The U.K. is playing a "should we stay or should we go" game with the European Union. And as of Sunday, London Mayor Boris Johnson officially said, "We should go."
Johnson, who has kept mum about the issue for months, addressed a crowd of reporters Sunday outside his home, where he called for the country to cut ties with the EU.
"The last thing I wanted was to go against David Cameron or the government, but after a great deal of heartache, I don't think there’s anything else I can do. I will be advocating 'Vote Leave,'" Johnson told reporters.
Johnson's announcement comes just two days after U.K. Prime Minister David Cameron secured a deal with EU leaders to temporarily keep the U.K. as a member state and just hours after Cameron appeared on a talk show and asked the mayor for his support.
"I would say to Boris what I say to everybody else: We will be safer, stronger, we will be better off inside the EU," David Cameron told BBC's Andrew Marr.
Clearly Johnson disagrees. He said the EU is in "danger of getting out of proper democratic control," claiming there's "too much judicial activism" and "too much legislation coming from the EU."
So why is his opinion important? A lot of people like him.
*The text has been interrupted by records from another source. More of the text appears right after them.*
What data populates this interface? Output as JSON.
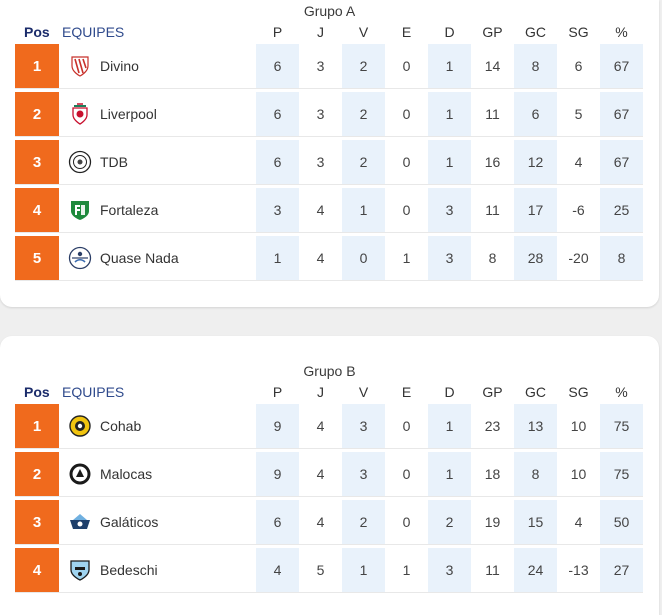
{
  "columns": {
    "pos": "Pos",
    "team": "EQUIPES",
    "stats": [
      "P",
      "J",
      "V",
      "E",
      "D",
      "GP",
      "GC",
      "SG",
      "%"
    ]
  },
  "groups": [
    {
      "title": "Grupo A",
      "rows": [
        {
          "pos": "1",
          "team": "Divino",
          "logo": "divino-crest-icon",
          "stats": [
            "6",
            "3",
            "2",
            "0",
            "1",
            "14",
            "8",
            "6",
            "67"
          ]
        },
        {
          "pos": "2",
          "team": "Liverpool",
          "logo": "liverpool-crest-icon",
          "stats": [
            "6",
            "3",
            "2",
            "0",
            "1",
            "11",
            "6",
            "5",
            "67"
          ]
        },
        {
          "pos": "3",
          "team": "TDB",
          "logo": "tdb-crest-icon",
          "stats": [
            "6",
            "3",
            "2",
            "0",
            "1",
            "16",
            "12",
            "4",
            "67"
          ]
        },
        {
          "pos": "4",
          "team": "Fortaleza",
          "logo": "fortaleza-crest-icon",
          "stats": [
            "3",
            "4",
            "1",
            "0",
            "3",
            "11",
            "17",
            "-6",
            "25"
          ]
        },
        {
          "pos": "5",
          "team": "Quase Nada",
          "logo": "quase-nada-crest-icon",
          "stats": [
            "1",
            "4",
            "0",
            "1",
            "3",
            "8",
            "28",
            "-20",
            "8"
          ]
        }
      ]
    },
    {
      "title": "Grupo B",
      "rows": [
        {
          "pos": "1",
          "team": "Cohab",
          "logo": "cohab-crest-icon",
          "stats": [
            "9",
            "4",
            "3",
            "0",
            "1",
            "23",
            "13",
            "10",
            "75"
          ]
        },
        {
          "pos": "2",
          "team": "Malocas",
          "logo": "malocas-crest-icon",
          "stats": [
            "9",
            "4",
            "3",
            "0",
            "1",
            "18",
            "8",
            "10",
            "75"
          ]
        },
        {
          "pos": "3",
          "team": "Galáticos",
          "logo": "galaticos-crest-icon",
          "stats": [
            "6",
            "4",
            "2",
            "0",
            "2",
            "19",
            "15",
            "4",
            "50"
          ]
        },
        {
          "pos": "4",
          "team": "Bedeschi",
          "logo": "bedeschi-crest-icon",
          "stats": [
            "4",
            "5",
            "1",
            "1",
            "3",
            "11",
            "24",
            "-13",
            "27"
          ]
        }
      ]
    }
  ],
  "colors": {
    "position_badge": "#f06a1d",
    "shaded_column": "#e9f2fb",
    "header_pos": "#1b2c6b",
    "header_team": "#2f4a8c"
  }
}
According to a recent poll, 32 percent of voters will look to the mayor's opinion when casting their decision on whether to stay or go.
Some are speculating his decision to back a so-called "Brexit" is motivated by a desire to climb the political ladder. Johnson is a likely candidate to take over the country's top job when Cameron leaves office. If voters demand the U.K. leaves the EU, The Washington Post reports that top job could become available a lot sooner than expected.
The referendum is scheduled for June 23.